Start of Hurricane Season Prompts Reminder About Disaster Safety Prep for Seniors
The prediction of an active or extremely active hurricane season has prompted senior care experts to encourage families to prepare their senior loved ones for severe weather emergencies and the possibility of evacuation. “We know that a disaster can be deadly for some seniors because of physical and other limitations,” said Jeff Huber, president of Home Instead, Inc. “It’s important for families to talk with their senior loved ones and begin preparing in advance for any kind of emergency that could threaten their health or safety.” Huber recommends using the following checklist as you help your older adult get ready for potential weather emergencies. Home Instead Senior Care's Disaster Prep Checklist For Seniors: Tune in. Contact the local emergency management office to learn about the most likely natural disasters to strike your area. Stay abreast of what’s going on through your local radio or television. Take stock. Decide what your senior can or can’t do in the event of a natural disaster. Make a list of what would be needed if a disaster occurred. For example, if your loved one is wheelchair-bound, determine an evacuation strategy ahead of time. Prepare for whatever disaster could hit the area.
To go or to stay? When deciding to evacuate, older adults should go sooner rather than later. By waiting too long, they may be unable to leave if they require assistance.
Make a plan. Schedule a family meeting to develop a plan of action. Include in your plan key people - such as neighbors, friends, relatives and professional caregivers -who could help. More than one way out. Seniors should develop at least two escape routes: one to evacuate their home and one to evacuate their community. The local emergency management office can tell you escape routes out of the community. Meet up.
Designate a place to meet relatives or key support people outside the house, as well as a second location outside the neighborhood, such as a school or church. Practice the plan twice a year. Get up and “Go Kit.” Have an easy-to-carry backpack including three days of non-perishable food and water with an additional four days of food and water readily accessible at home. Have at least one gallon of bottled water per person per day. Refresh and replace your supplies at least twice a year. And don’t forget the blanket and paper products such as toilet paper. Pack extras and copies.

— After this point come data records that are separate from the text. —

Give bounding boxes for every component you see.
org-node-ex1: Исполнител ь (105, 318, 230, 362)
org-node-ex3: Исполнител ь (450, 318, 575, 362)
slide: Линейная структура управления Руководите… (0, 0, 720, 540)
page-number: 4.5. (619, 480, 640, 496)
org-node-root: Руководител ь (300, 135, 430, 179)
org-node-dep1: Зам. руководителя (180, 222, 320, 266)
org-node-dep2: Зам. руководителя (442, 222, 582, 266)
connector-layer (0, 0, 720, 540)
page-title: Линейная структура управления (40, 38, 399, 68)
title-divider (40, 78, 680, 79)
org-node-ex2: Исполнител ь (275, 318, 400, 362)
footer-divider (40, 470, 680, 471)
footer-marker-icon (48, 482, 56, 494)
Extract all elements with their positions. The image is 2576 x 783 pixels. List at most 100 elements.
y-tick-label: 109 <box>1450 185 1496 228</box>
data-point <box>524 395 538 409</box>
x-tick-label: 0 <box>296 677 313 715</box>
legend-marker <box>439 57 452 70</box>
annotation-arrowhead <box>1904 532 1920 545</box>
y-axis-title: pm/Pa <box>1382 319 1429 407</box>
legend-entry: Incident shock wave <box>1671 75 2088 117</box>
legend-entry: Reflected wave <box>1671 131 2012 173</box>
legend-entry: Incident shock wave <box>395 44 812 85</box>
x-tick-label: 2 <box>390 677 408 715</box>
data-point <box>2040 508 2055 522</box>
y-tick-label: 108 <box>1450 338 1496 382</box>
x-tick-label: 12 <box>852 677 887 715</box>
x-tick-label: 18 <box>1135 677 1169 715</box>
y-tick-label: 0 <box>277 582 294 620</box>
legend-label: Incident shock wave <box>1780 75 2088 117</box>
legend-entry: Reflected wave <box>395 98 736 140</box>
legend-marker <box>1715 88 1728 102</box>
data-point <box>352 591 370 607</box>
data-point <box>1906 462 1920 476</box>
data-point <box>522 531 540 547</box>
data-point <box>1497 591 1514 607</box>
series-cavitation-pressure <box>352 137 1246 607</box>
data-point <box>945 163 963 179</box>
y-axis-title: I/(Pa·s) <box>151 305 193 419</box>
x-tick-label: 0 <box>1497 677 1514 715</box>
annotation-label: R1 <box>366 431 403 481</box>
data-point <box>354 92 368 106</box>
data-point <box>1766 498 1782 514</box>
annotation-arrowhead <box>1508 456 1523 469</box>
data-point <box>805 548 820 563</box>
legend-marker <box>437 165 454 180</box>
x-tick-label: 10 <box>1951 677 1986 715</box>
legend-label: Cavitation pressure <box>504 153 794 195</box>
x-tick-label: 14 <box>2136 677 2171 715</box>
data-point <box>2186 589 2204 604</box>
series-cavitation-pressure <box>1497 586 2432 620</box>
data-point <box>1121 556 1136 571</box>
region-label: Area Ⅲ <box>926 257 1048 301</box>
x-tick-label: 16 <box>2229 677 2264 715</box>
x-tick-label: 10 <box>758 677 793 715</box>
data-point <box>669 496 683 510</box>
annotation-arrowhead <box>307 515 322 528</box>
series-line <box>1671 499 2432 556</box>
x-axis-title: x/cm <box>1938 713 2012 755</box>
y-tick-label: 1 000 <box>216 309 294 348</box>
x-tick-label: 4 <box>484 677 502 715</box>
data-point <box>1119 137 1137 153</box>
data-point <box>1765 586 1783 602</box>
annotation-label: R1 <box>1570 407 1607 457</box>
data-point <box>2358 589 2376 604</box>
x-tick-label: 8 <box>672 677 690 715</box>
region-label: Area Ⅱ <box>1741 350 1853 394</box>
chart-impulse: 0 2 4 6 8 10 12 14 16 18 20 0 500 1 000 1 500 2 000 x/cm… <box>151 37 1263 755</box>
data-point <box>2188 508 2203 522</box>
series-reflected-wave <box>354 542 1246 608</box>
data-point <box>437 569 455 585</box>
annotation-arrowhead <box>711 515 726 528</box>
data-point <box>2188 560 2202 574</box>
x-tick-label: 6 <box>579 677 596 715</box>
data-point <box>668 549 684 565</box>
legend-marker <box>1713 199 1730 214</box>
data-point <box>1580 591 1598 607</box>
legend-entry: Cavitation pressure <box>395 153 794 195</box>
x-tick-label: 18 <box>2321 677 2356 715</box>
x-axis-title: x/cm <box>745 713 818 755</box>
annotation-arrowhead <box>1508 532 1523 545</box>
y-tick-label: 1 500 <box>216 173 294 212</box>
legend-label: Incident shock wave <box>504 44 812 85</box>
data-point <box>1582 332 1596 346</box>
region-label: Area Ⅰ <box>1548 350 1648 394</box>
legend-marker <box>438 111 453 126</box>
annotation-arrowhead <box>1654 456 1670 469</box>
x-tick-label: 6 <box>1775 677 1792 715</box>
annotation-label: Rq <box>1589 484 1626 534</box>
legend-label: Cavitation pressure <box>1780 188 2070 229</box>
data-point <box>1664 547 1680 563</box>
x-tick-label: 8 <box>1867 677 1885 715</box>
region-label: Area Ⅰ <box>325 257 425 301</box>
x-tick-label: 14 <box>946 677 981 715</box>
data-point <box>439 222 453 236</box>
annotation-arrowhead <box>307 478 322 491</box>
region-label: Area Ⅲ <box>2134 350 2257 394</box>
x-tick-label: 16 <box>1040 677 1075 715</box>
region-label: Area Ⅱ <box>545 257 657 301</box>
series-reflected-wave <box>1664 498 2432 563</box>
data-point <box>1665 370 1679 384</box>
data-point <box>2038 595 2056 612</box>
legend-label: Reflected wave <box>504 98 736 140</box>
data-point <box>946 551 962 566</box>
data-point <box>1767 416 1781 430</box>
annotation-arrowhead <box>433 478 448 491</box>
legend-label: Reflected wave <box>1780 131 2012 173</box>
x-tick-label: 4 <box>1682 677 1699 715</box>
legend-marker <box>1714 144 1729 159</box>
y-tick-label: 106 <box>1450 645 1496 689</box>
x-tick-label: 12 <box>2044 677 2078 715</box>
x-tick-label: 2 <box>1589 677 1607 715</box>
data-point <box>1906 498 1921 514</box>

Have at least a one-month supply of medication on hand at all times. Make ready other important documents in a waterproof protector including copies of prescriptions, car title registration and driver’s license, insurance documents and bank account numbers, and a spare checkbook. Also take extra eyeglasses and hearing-aid batteries. Label every piece of important equipment or personal item in case they are lost.
Your contact list. Compile a list of important contacts, including the senior’s support network, doctors and other important health-care professionals. The information can be recorded and kept in a free Home Instead Senior Emergency kit, available at www.senioremergencykit.com.
If you can’t be there. If you’re not living close by to help your loved one, enlist the help of family or friends, or contact a professional caregiving company.